Keywords: Petersburg text, V. N. Toporov, O. Mandelstam, Hermitage, Venetian glass, museum object, authenticity
Истоком представленных далее размышлений являются небольшие и, на первый взгляд, совсем незначительные предметы, описание и анализ которых погружает в ценности недавней эпохи - последней четверти ХХ в., - духовная и интеллектуальная жизнь которой в наши дни постепенно обретает статус культурного наследия.
В исследовательском поле оказываются «две соединенные скрепкой библиотечные карточки»1 с краткими заметками Владимира Николаевича Топорова (1928-2005), сделанные им осенью 1983 г. в связи с посещением Эрмитажа и опубликованные Т. В. Цивьян при разборе архива ученого. Беглые записи на страницах карманных записных книжек, на каталожных карточках, - эти мобильные экспериментальные формы гуманитарной мысли ХХ в. и сегодня, в эпоху электронных текстов, сохраняют необычайную выразительность и смысл благодаря силе и напряженности породившего их интеллектуального поиска.
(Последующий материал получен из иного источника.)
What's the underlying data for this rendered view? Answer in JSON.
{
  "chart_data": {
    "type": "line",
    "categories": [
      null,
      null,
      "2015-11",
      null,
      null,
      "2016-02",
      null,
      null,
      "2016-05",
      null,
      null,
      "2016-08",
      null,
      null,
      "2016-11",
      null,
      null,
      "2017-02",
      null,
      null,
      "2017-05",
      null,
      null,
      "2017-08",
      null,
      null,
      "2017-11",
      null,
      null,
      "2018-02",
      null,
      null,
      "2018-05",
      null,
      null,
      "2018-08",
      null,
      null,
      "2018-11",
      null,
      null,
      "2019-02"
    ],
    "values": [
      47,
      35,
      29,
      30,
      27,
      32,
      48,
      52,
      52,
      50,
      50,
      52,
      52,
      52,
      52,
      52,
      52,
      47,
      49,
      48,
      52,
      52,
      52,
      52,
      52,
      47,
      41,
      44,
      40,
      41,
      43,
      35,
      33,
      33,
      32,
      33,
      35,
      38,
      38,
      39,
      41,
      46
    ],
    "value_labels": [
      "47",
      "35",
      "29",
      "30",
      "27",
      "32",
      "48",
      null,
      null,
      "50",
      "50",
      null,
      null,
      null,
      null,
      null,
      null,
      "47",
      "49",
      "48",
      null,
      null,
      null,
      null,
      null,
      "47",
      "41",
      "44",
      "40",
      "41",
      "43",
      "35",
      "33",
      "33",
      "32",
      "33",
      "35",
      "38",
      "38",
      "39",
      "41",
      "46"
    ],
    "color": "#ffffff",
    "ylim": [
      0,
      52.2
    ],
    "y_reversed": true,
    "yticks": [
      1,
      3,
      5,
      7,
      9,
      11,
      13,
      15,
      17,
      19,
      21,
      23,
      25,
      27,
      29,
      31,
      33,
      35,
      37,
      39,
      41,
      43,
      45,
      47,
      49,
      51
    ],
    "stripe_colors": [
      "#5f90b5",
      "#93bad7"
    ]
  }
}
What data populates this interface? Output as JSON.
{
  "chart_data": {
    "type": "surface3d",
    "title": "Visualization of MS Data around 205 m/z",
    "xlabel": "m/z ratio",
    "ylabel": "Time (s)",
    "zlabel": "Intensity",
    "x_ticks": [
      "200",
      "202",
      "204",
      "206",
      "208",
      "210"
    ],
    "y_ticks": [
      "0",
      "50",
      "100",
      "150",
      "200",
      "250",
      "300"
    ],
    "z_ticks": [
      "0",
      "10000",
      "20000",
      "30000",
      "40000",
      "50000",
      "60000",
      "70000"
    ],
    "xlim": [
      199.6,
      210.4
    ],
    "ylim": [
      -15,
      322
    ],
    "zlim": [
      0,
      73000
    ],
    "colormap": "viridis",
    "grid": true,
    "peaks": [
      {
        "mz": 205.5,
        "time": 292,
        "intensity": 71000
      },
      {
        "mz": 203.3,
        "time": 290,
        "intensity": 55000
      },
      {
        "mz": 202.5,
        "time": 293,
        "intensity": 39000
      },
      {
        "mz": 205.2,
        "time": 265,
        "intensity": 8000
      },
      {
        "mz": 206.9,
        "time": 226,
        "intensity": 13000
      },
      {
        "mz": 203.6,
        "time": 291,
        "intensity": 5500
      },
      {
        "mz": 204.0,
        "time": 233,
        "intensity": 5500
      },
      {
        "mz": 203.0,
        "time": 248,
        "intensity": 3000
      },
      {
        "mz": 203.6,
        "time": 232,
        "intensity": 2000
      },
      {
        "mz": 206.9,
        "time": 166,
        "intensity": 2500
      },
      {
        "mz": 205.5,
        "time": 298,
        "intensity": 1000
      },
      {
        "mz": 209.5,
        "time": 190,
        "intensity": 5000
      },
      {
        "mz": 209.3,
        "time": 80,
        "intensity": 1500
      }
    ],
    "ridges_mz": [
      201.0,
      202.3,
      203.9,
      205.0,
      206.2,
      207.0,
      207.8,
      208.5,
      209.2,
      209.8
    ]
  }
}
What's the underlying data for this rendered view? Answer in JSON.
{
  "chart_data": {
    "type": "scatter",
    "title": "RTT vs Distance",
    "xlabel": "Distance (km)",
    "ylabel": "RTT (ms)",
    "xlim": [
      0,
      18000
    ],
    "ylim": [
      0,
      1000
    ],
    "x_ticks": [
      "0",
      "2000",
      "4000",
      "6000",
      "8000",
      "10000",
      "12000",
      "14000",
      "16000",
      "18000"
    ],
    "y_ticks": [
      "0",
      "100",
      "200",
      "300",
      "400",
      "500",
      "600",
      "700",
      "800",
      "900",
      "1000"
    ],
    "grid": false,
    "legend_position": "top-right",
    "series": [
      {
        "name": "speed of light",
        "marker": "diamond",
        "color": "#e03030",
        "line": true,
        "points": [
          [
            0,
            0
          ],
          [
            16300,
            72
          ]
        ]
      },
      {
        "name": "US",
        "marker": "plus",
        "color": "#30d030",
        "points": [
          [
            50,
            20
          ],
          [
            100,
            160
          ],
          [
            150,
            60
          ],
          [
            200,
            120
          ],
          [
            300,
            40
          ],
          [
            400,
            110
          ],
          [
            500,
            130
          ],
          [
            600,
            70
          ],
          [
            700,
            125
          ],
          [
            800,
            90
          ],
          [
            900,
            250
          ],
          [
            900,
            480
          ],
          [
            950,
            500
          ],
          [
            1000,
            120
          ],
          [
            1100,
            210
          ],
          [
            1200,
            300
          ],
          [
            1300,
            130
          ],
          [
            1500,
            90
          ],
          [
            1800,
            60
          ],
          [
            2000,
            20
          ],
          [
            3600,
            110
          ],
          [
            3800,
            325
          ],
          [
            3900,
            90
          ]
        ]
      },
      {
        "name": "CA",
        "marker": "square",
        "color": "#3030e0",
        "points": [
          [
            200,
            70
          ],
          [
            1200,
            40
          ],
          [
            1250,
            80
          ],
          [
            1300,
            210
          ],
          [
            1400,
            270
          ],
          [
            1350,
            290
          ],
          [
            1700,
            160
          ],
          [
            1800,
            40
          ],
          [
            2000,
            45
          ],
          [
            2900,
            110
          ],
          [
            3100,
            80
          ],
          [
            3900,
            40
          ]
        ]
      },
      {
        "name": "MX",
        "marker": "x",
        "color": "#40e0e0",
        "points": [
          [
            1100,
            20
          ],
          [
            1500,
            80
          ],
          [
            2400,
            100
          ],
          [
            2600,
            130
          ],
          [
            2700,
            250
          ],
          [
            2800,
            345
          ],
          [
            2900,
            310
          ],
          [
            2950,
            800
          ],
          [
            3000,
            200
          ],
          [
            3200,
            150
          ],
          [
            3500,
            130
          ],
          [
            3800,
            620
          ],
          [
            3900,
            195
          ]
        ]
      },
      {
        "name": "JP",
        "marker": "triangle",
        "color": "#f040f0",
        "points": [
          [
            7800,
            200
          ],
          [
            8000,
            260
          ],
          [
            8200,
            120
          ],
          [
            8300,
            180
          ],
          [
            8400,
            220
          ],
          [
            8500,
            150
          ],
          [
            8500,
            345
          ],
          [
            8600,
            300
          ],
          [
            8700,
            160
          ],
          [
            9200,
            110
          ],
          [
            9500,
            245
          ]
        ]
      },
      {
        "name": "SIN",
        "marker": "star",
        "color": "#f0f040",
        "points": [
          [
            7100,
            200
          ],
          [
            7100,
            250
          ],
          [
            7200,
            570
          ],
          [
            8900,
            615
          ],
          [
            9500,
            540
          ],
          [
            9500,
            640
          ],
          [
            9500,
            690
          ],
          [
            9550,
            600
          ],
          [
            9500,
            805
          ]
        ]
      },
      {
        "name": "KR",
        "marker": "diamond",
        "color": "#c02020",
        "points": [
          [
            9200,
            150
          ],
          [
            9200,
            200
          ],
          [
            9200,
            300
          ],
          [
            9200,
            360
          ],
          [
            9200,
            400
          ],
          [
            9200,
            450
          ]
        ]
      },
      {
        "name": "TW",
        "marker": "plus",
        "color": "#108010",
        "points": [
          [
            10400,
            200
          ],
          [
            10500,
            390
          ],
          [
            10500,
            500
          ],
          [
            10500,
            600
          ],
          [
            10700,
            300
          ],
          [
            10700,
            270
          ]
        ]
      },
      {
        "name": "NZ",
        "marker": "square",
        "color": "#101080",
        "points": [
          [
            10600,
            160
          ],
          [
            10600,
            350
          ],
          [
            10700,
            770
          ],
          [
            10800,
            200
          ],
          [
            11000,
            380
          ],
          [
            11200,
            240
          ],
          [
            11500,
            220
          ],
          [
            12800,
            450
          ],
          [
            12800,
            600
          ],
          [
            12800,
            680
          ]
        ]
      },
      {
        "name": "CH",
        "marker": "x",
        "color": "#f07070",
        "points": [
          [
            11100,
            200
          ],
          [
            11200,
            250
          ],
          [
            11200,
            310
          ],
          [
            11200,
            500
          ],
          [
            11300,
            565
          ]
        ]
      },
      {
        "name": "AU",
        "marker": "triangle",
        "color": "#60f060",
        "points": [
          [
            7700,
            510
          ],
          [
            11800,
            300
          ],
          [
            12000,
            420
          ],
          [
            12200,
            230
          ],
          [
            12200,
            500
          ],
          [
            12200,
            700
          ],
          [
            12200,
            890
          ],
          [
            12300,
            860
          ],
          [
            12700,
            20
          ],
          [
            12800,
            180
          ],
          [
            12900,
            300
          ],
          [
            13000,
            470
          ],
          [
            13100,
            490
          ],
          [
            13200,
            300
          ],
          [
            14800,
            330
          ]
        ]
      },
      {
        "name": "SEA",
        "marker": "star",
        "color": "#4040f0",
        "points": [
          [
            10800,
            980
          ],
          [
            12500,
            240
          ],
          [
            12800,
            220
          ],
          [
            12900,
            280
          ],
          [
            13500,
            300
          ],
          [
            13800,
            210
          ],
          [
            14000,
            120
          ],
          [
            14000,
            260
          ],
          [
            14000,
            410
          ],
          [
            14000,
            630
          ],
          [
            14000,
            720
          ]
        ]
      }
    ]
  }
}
В то же время, в памяти коллег и последователей В. Н. Топорова карточки для записей, всегда сопровождавшие ученого, стали своеобразными вехами в становлении и развитии его научной мысли, знаками коммеморации его гуманитарного наследия: «Без книги в кармане старенького пиджака или пальто и маленького карандаша, без пачечки требований в библиотеку и нескольких библиографических карточек Владимира Николаевича нельзя представить (он был консервативен и привязан к вещам, кото-
рые становились для него едва ли не одушевленными)...»2.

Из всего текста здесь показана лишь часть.